Ready to become a VIP?

This sensory novel explores heartbreak and home as protagonist Ingrid Palamede navigates a torturous landscape where brawn, swagger and grapes rule. Lush with quirky characters and vivid scenes, “Valley Fever” takes us into the hearts of a close-knit community, a lovably flawed family and a spirited heroine.

Ingrid has no place of her own to seek refuge when her boyfriend dumps her after she’s moved in. She turns first to her sister in L.A., then heads north to her childhood home in Fresno to forget Howard’s character flaws (“his stupid flat stomach” and “the idiot way he brought [her] coffee in bed”). In the city she loves to hate, Ingrid mourns her relationship, pens a genocide comedy and slowly recognizes that her parents are grappling with heartbreaks of their own.

The dialogue is appealingly droll and author Katherine Taylor, thankfully, doesn’t spend much time parsing Ingrid’s interior life in the aftermath of the breakup. There are grapes to pick, after all, and we’re quickly immersed in action on the farm. Ingrid’s dad is a great farmer who has 20,000 acres at risk, hurt by his aversion to business and reliance upon antiquated gentlemen’s agreements. Her mother plays solitaire in worn hotel slippers and “doesn’t even care for the people she likes.” Her godfather Felix, known for his ruthlessness and criminal company (her father excluded), warns: “You think you’ve got more than two friends, you’re fooling yourself.”

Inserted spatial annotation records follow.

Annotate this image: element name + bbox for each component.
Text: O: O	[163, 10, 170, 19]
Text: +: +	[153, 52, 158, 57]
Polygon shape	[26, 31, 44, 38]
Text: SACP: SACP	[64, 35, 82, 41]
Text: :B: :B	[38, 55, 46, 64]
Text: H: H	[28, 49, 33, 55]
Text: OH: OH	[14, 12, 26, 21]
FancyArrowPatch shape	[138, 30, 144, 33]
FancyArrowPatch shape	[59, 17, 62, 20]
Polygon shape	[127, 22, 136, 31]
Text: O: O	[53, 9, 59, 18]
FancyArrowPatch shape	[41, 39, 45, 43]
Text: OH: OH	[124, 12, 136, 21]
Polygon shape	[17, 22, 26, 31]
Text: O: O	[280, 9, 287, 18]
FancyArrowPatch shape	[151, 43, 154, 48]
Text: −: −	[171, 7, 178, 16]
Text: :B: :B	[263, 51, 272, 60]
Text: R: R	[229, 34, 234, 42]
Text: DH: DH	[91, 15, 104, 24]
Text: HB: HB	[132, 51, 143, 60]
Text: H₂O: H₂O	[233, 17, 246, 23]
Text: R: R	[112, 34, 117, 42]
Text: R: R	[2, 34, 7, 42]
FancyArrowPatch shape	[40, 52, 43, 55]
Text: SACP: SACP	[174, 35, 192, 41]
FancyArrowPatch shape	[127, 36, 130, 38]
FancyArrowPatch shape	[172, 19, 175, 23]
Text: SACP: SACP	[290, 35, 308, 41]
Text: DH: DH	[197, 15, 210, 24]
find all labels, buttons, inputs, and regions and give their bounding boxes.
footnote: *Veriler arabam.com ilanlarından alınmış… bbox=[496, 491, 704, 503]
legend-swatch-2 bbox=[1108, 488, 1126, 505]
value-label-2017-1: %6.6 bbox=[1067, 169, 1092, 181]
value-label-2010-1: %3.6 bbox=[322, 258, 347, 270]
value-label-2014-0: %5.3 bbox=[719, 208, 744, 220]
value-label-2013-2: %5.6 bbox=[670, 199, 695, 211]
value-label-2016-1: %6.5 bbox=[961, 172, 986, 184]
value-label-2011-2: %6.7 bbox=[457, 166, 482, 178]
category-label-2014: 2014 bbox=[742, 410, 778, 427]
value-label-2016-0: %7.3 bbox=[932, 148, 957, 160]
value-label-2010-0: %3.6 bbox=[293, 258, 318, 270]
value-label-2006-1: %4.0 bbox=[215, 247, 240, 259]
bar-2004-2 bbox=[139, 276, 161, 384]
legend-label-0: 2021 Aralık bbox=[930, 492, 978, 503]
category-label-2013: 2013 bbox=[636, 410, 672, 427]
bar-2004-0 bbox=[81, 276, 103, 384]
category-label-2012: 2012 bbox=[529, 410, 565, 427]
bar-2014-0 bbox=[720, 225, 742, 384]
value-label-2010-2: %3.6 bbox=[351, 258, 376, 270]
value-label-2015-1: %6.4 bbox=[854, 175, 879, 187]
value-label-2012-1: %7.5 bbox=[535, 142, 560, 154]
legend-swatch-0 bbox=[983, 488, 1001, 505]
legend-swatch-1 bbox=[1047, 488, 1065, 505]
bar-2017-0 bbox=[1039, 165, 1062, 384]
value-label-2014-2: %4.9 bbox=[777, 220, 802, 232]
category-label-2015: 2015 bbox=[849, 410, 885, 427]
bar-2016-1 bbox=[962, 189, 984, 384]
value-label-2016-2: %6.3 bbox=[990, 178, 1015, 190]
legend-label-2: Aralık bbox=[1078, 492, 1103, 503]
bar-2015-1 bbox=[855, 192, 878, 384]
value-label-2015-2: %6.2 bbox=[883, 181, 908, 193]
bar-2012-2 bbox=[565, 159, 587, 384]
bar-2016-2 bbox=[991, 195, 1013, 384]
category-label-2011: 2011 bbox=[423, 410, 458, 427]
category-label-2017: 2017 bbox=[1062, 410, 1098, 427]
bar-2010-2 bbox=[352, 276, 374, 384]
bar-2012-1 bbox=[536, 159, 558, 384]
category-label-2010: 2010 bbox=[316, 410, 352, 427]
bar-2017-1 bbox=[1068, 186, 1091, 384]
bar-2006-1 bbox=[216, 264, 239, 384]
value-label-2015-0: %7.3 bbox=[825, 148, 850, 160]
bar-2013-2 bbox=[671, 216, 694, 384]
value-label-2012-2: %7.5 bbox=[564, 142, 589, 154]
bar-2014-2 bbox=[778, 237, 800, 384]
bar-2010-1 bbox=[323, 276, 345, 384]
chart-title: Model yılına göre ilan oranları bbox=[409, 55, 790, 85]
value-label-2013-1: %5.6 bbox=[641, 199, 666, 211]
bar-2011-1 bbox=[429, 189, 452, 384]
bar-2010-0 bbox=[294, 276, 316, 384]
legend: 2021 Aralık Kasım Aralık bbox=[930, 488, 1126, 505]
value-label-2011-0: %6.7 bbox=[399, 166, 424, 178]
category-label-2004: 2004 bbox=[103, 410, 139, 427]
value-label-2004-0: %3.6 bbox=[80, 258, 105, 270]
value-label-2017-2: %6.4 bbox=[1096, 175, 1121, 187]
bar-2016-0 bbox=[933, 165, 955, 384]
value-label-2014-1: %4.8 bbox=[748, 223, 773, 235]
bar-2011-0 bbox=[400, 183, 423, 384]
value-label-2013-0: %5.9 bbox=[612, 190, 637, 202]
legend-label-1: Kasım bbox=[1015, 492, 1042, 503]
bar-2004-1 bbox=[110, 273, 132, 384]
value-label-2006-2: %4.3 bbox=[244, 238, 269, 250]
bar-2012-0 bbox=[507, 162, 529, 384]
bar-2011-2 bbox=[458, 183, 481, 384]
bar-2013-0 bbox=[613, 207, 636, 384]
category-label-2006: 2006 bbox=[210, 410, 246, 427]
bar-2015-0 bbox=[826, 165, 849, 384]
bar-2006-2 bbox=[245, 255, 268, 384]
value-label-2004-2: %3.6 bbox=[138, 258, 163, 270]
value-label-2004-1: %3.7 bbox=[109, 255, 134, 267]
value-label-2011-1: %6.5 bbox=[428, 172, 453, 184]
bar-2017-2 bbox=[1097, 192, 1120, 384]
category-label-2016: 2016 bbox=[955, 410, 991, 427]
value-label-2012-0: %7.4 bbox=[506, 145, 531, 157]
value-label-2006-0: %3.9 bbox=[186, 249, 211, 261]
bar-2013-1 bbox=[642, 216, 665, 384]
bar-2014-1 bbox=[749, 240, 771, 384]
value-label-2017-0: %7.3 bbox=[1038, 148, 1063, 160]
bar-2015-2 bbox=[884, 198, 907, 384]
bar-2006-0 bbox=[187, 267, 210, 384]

Ingrid stumbles, but never shrivels, in the 100-degree heat. It’s a testament to Taylor’s skill in describing the Fresno landscape that Ingrid’s hard-knock education in pricing and negotiations is as memorable for the vineyard backdrop as for Ingrid’s personal development.

Taylor masterfully builds a story to be savored by grounding the enormity of the Palamede family’s challenges in the steady rhythms of daily life. Her research shows in spot-on depictions of the tastes that enliven the community: The hot sweetness of end-grapes picked right from the vine. The perfect bite of prosciutto cured from almond-fed pigs. Vodka poured over table grapes by valley farmers hesitant to drink anything but California wine. In Taylor’s account, even betrayal captures the senses. It tastes like cold-poached Alaskan salmon and smells like cigars and grease.

This is a lovely quick read–well-imagined and well-written. Pair with an old Mondavi, Ingrid’s drink of choice.